Technological wonders of complex mathematics and computer systems made the rocket flights possible, but a human touch provided reassurance for the explorers themselves. According to NASA, scientist Katherine Johnson, who provided the trajectory analysis for Shepard's Freedom 7 flight, provided Glenn with the reassurance that the electronic calculations for his own orbit of the Earth were indeed correct:
As a part of the preflight checklist, Glenn asked engineers to "get the girl" — Katherine Johnson — to run the same numbers through the same equations that had been programmed into the computer, but by hand, on her desktop mechanical calculating machine. "If she says they're good,'" Katherine Johnson remembers the astronaut saying, "then I'm ready to go."
Johnson went on to work on the Apollo program and continue work at NASA into the 1980s. She was awarded the Presidential Medal of Freedom in 2015.
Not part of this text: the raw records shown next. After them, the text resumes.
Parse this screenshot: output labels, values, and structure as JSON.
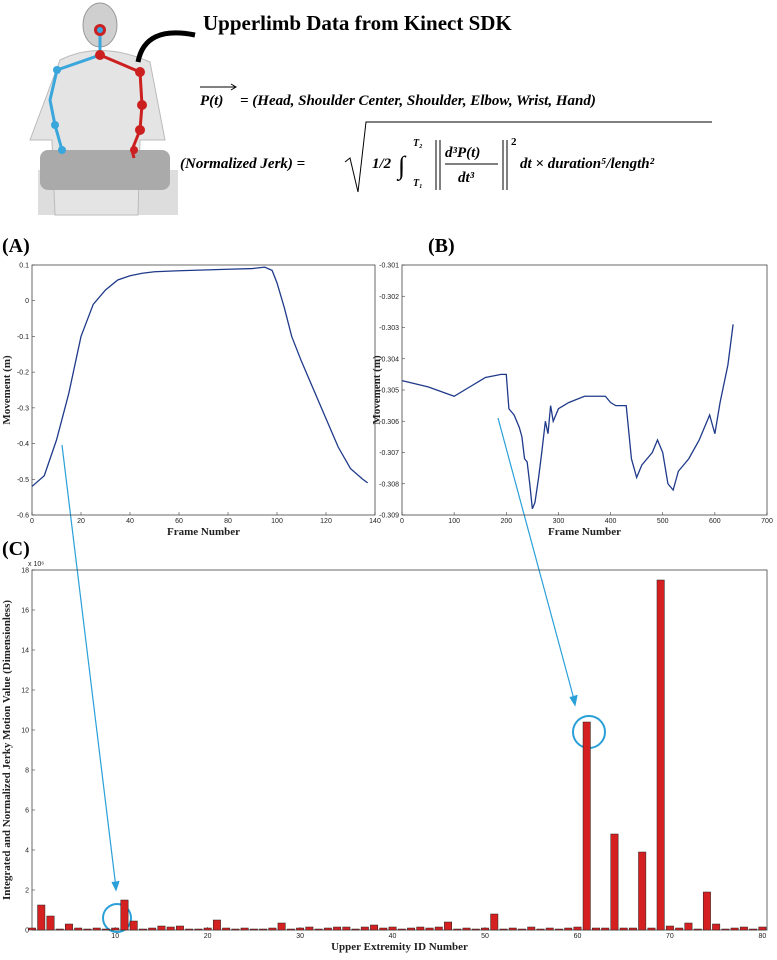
{
  "header": {
    "title": "Upperlimb Data from Kinect SDK",
    "formula_1": {
      "vector": "P(t)",
      "rhs": "= (Head, Shoulder Center, Shoulder, Elbow, Wrist, Hand)"
    },
    "formula_2": {
      "lhs": "(Normalized Jerk) =",
      "coef": "1/2",
      "integral": "∫",
      "lower": "T₁",
      "upper": "T₂",
      "numerator": "d³P(t)",
      "denominator": "dt³",
      "power": "2",
      "tail": "dt × duration⁵/length²"
    }
  },
  "chart_data": [
    {
      "type": "line",
      "panel_label": "(A)",
      "x_label": "Frame Number",
      "y_label": "Movement (m)",
      "color": "#1f3a8a",
      "x": [
        0,
        5,
        10,
        15,
        20,
        25,
        30,
        35,
        40,
        45,
        50,
        60,
        70,
        80,
        90,
        95,
        98,
        100,
        103,
        106,
        110,
        115,
        120,
        125,
        130,
        135,
        137
      ],
      "values": [
        -0.52,
        -0.49,
        -0.39,
        -0.26,
        -0.1,
        -0.01,
        0.03,
        0.058,
        0.07,
        0.077,
        0.081,
        0.084,
        0.086,
        0.088,
        0.09,
        0.094,
        0.085,
        0.05,
        -0.02,
        -0.1,
        -0.17,
        -0.25,
        -0.33,
        -0.41,
        -0.47,
        -0.5,
        -0.51
      ],
      "xlim": [
        0,
        140
      ],
      "xticks": [
        0,
        20,
        40,
        60,
        80,
        100,
        120,
        140
      ],
      "ylim": [
        -0.6,
        0.1
      ],
      "yticks": [
        -0.6,
        -0.5,
        -0.4,
        -0.3,
        -0.2,
        -0.1,
        0,
        0.1
      ]
    },
    {
      "type": "line",
      "panel_label": "(B)",
      "x_label": "Frame Number",
      "y_label": "Movement (m)",
      "color": "#1f3a8a",
      "x": [
        0,
        50,
        100,
        130,
        160,
        190,
        200,
        205,
        215,
        225,
        230,
        235,
        240,
        245,
        250,
        255,
        262,
        268,
        275,
        280,
        285,
        290,
        300,
        320,
        350,
        390,
        400,
        410,
        430,
        440,
        450,
        460,
        470,
        480,
        490,
        500,
        510,
        520,
        530,
        550,
        570,
        590,
        600,
        610,
        625,
        635
      ],
      "values": [
        -0.3047,
        -0.3049,
        -0.3052,
        -0.3049,
        -0.3046,
        -0.3045,
        -0.3045,
        -0.3056,
        -0.3058,
        -0.3062,
        -0.3065,
        -0.3072,
        -0.3073,
        -0.308,
        -0.3088,
        -0.3086,
        -0.3078,
        -0.307,
        -0.306,
        -0.3064,
        -0.3055,
        -0.306,
        -0.3056,
        -0.3054,
        -0.3052,
        -0.3052,
        -0.3054,
        -0.3055,
        -0.3055,
        -0.3072,
        -0.3078,
        -0.3074,
        -0.3072,
        -0.307,
        -0.3066,
        -0.307,
        -0.308,
        -0.3082,
        -0.3076,
        -0.3072,
        -0.3066,
        -0.3058,
        -0.3064,
        -0.3054,
        -0.3042,
        -0.3029
      ],
      "xlim": [
        0,
        700
      ],
      "xticks": [
        0,
        100,
        200,
        300,
        400,
        500,
        600,
        700
      ],
      "ylim": [
        -0.309,
        -0.301
      ],
      "yticks": [
        -0.309,
        -0.308,
        -0.307,
        -0.306,
        -0.305,
        -0.304,
        -0.303,
        -0.302,
        -0.301
      ]
    },
    {
      "type": "bar",
      "panel_label": "(C)",
      "x_label": "Upper Extremity ID Number",
      "y_label": "Integrated and Normalized Jerky Motion Value (Dimensionless)",
      "y_exponent_label": "x 10⁶",
      "color": "#d42020",
      "x": [
        1,
        2,
        3,
        4,
        5,
        6,
        7,
        8,
        9,
        10,
        11,
        12,
        13,
        14,
        15,
        16,
        17,
        18,
        19,
        20,
        21,
        22,
        23,
        24,
        25,
        26,
        27,
        28,
        29,
        30,
        31,
        32,
        33,
        34,
        35,
        36,
        37,
        38,
        39,
        40,
        41,
        42,
        43,
        44,
        45,
        46,
        47,
        48,
        49,
        50,
        51,
        52,
        53,
        54,
        55,
        56,
        57,
        58,
        59,
        60,
        61,
        62,
        63,
        64,
        65,
        66,
        67,
        68,
        69,
        70,
        71,
        72,
        73,
        74,
        75,
        76,
        77,
        78,
        79,
        80
      ],
      "values": [
        0.1,
        1.25,
        0.7,
        0.05,
        0.3,
        0.1,
        0.05,
        0.1,
        0.05,
        0.1,
        1.5,
        0.45,
        0.05,
        0.1,
        0.2,
        0.15,
        0.2,
        0.05,
        0.05,
        0.1,
        0.5,
        0.1,
        0.05,
        0.1,
        0.05,
        0.05,
        0.1,
        0.35,
        0.05,
        0.1,
        0.15,
        0.05,
        0.1,
        0.15,
        0.15,
        0.05,
        0.15,
        0.25,
        0.1,
        0.15,
        0.05,
        0.1,
        0.15,
        0.1,
        0.15,
        0.4,
        0.05,
        0.1,
        0.05,
        0.1,
        0.8,
        0.05,
        0.1,
        0.05,
        0.15,
        0.05,
        0.1,
        0.05,
        0.1,
        0.15,
        10.4,
        0.1,
        0.1,
        4.8,
        0.1,
        0.1,
        3.9,
        0.1,
        17.5,
        0.2,
        0.1,
        0.35,
        0.05,
        1.9,
        0.3,
        0.05,
        0.1,
        0.15,
        0.05,
        0.15
      ],
      "xlim": [
        1,
        80.5
      ],
      "xticks": [
        10,
        20,
        30,
        40,
        50,
        60,
        70,
        80
      ],
      "ylim": [
        0,
        18
      ],
      "yticks": [
        0,
        2,
        4,
        6,
        8,
        10,
        12,
        14,
        16,
        18
      ]
    }
  ]
}
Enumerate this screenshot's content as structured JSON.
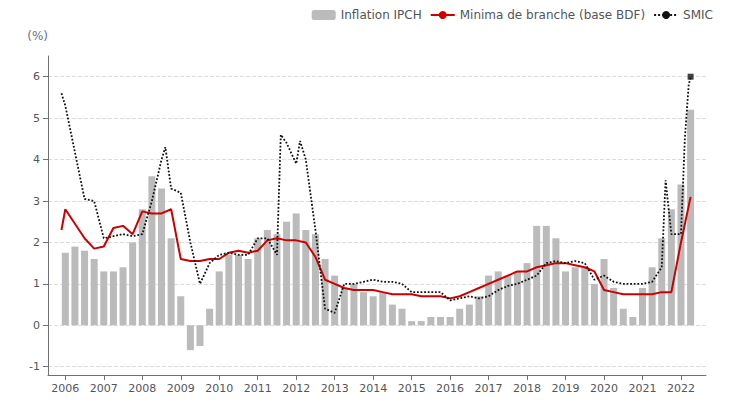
{
  "chart_data": {
    "type": "bar",
    "ylabel": "(%)",
    "xlim": [
      2005.55,
      2022.65
    ],
    "xticks": [
      2006,
      2007,
      2008,
      2009,
      2010,
      2011,
      2012,
      2013,
      2014,
      2015,
      2016,
      2017,
      2018,
      2019,
      2020,
      2021,
      2022
    ],
    "ylim": [
      -1.2,
      6.5
    ],
    "yticks": [
      -1,
      0,
      1,
      2,
      3,
      4,
      5,
      6
    ],
    "grid": true,
    "legend": "upper right",
    "series": [
      {
        "name": "Inflation IPCH",
        "type": "bar",
        "color": "#bbbbbb",
        "x": [
          2006.0,
          2006.25,
          2006.5,
          2006.75,
          2007.0,
          2007.25,
          2007.5,
          2007.75,
          2008.0,
          2008.25,
          2008.5,
          2008.75,
          2009.0,
          2009.25,
          2009.5,
          2009.75,
          2010.0,
          2010.25,
          2010.5,
          2010.75,
          2011.0,
          2011.25,
          2011.5,
          2011.75,
          2012.0,
          2012.25,
          2012.5,
          2012.75,
          2013.0,
          2013.25,
          2013.5,
          2013.75,
          2014.0,
          2014.25,
          2014.5,
          2014.75,
          2015.0,
          2015.25,
          2015.5,
          2015.75,
          2016.0,
          2016.25,
          2016.5,
          2016.75,
          2017.0,
          2017.25,
          2017.5,
          2017.75,
          2018.0,
          2018.25,
          2018.5,
          2018.75,
          2019.0,
          2019.25,
          2019.5,
          2019.75,
          2020.0,
          2020.25,
          2020.5,
          2020.75,
          2021.0,
          2021.25,
          2021.5,
          2021.75,
          2022.0,
          2022.25
        ],
        "values": [
          1.75,
          1.9,
          1.8,
          1.6,
          1.3,
          1.3,
          1.4,
          2.0,
          2.8,
          3.6,
          3.3,
          2.1,
          0.7,
          -0.6,
          -0.5,
          0.4,
          1.3,
          1.7,
          1.7,
          1.6,
          2.1,
          2.3,
          2.2,
          2.5,
          2.7,
          2.3,
          2.2,
          1.6,
          1.2,
          0.9,
          1.0,
          0.8,
          0.7,
          0.8,
          0.5,
          0.4,
          0.1,
          0.1,
          0.2,
          0.2,
          0.2,
          0.4,
          0.5,
          0.7,
          1.2,
          1.3,
          1.2,
          1.3,
          1.5,
          2.4,
          2.4,
          2.1,
          1.3,
          1.4,
          1.4,
          1.0,
          1.6,
          0.9,
          0.4,
          0.2,
          0.9,
          1.4,
          2.1,
          2.8,
          3.4,
          5.2
        ]
      },
      {
        "name": "Minima de branche (base BDF)",
        "type": "line",
        "color": "#cc0000",
        "line_style": "solid",
        "x": [
          2005.9,
          2006.0,
          2006.25,
          2006.5,
          2006.75,
          2007.0,
          2007.25,
          2007.5,
          2007.75,
          2008.0,
          2008.25,
          2008.5,
          2008.75,
          2009.0,
          2009.25,
          2009.5,
          2009.75,
          2010.0,
          2010.25,
          2010.5,
          2010.75,
          2011.0,
          2011.25,
          2011.5,
          2011.75,
          2012.0,
          2012.25,
          2012.5,
          2012.75,
          2013.0,
          2013.25,
          2013.5,
          2013.75,
          2014.0,
          2014.25,
          2014.5,
          2014.75,
          2015.0,
          2015.25,
          2015.5,
          2015.75,
          2016.0,
          2016.25,
          2016.5,
          2016.75,
          2017.0,
          2017.25,
          2017.5,
          2017.75,
          2018.0,
          2018.25,
          2018.5,
          2018.75,
          2019.0,
          2019.25,
          2019.5,
          2019.75,
          2020.0,
          2020.25,
          2020.5,
          2020.75,
          2021.0,
          2021.25,
          2021.5,
          2021.75,
          2022.0,
          2022.25
        ],
        "values": [
          2.3,
          2.8,
          2.45,
          2.1,
          1.85,
          1.9,
          2.35,
          2.4,
          2.2,
          2.75,
          2.7,
          2.7,
          2.8,
          1.6,
          1.55,
          1.55,
          1.6,
          1.6,
          1.75,
          1.8,
          1.75,
          1.8,
          2.05,
          2.1,
          2.05,
          2.05,
          2.0,
          1.65,
          1.1,
          1.0,
          0.9,
          0.85,
          0.85,
          0.85,
          0.8,
          0.75,
          0.75,
          0.75,
          0.7,
          0.7,
          0.7,
          0.65,
          0.7,
          0.8,
          0.9,
          1.0,
          1.1,
          1.2,
          1.3,
          1.3,
          1.4,
          1.45,
          1.5,
          1.5,
          1.45,
          1.4,
          1.3,
          0.85,
          0.8,
          0.75,
          0.75,
          0.75,
          0.75,
          0.8,
          0.8,
          2.0,
          3.1
        ]
      },
      {
        "name": "SMIC",
        "type": "line",
        "color": "#111111",
        "line_style": "dotted",
        "x": [
          2005.9,
          2006.0,
          2006.5,
          2006.75,
          2007.0,
          2007.25,
          2007.5,
          2007.75,
          2008.0,
          2008.25,
          2008.5,
          2008.6,
          2008.75,
          2009.0,
          2009.25,
          2009.5,
          2009.75,
          2010.0,
          2010.25,
          2010.5,
          2010.75,
          2011.0,
          2011.25,
          2011.5,
          2011.6,
          2011.75,
          2012.0,
          2012.1,
          2012.25,
          2012.5,
          2012.75,
          2013.0,
          2013.25,
          2013.5,
          2013.75,
          2014.0,
          2014.25,
          2014.5,
          2014.75,
          2015.0,
          2015.25,
          2015.5,
          2015.75,
          2016.0,
          2016.25,
          2016.5,
          2016.75,
          2017.0,
          2017.25,
          2017.5,
          2017.75,
          2018.0,
          2018.25,
          2018.5,
          2018.75,
          2019.0,
          2019.25,
          2019.5,
          2019.75,
          2020.0,
          2020.25,
          2020.5,
          2020.75,
          2021.0,
          2021.25,
          2021.5,
          2021.6,
          2021.75,
          2022.0,
          2022.1,
          2022.2,
          2022.25
        ],
        "values": [
          5.6,
          5.3,
          3.05,
          3.0,
          2.1,
          2.15,
          2.2,
          2.15,
          2.2,
          3.0,
          4.0,
          4.3,
          3.3,
          3.2,
          2.0,
          1.0,
          1.5,
          1.7,
          1.75,
          1.7,
          1.7,
          2.1,
          2.1,
          1.7,
          4.6,
          4.4,
          3.9,
          4.45,
          4.0,
          2.3,
          0.4,
          0.3,
          1.0,
          1.0,
          1.05,
          1.1,
          1.05,
          1.05,
          1.0,
          0.8,
          0.8,
          0.8,
          0.8,
          0.6,
          0.65,
          0.7,
          0.65,
          0.7,
          0.85,
          0.95,
          1.0,
          1.1,
          1.2,
          1.5,
          1.55,
          1.5,
          1.55,
          1.5,
          1.1,
          1.2,
          1.05,
          1.0,
          1.0,
          1.0,
          1.05,
          1.4,
          3.5,
          2.2,
          2.2,
          4.5,
          5.8,
          6.0
        ]
      },
      {
        "type": "scatter",
        "marker": "square",
        "color": "#111111",
        "x": [
          2022.25
        ],
        "values": [
          6.0
        ]
      }
    ]
  }
}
By the time Glenn became the first U.S. astronaut to orbit the Earth, the Mercury program alone had launched 20 crew-less missions, attempting feats that had never before been done: They left the atmosphere. They tested emergency escape systems.
Eventually, the Mercury program set the stage for the Gemini program — which paved the trail toward Apollo, whose astronauts would ride atop the gargantuan Saturn rockets and to the Moon.
The Apollo program was the first to send a crew outside Earth's orbit, and its rockets marked another transition: Astronauts would no longer ride atop repurposed machines of war, but instead atop machines built specifically for exploration.
The Mercury Seven — Alan Shepard, Gus Grissom, John Glenn, Scott Carpenter, Wally Schirra, Gordon Cooper and Deke Slayton — pioneered the idea that American astronauts would ride missiles into the sky in the name of exploration. They opened the door to the manned space age and scientific exploration into the darkness of space.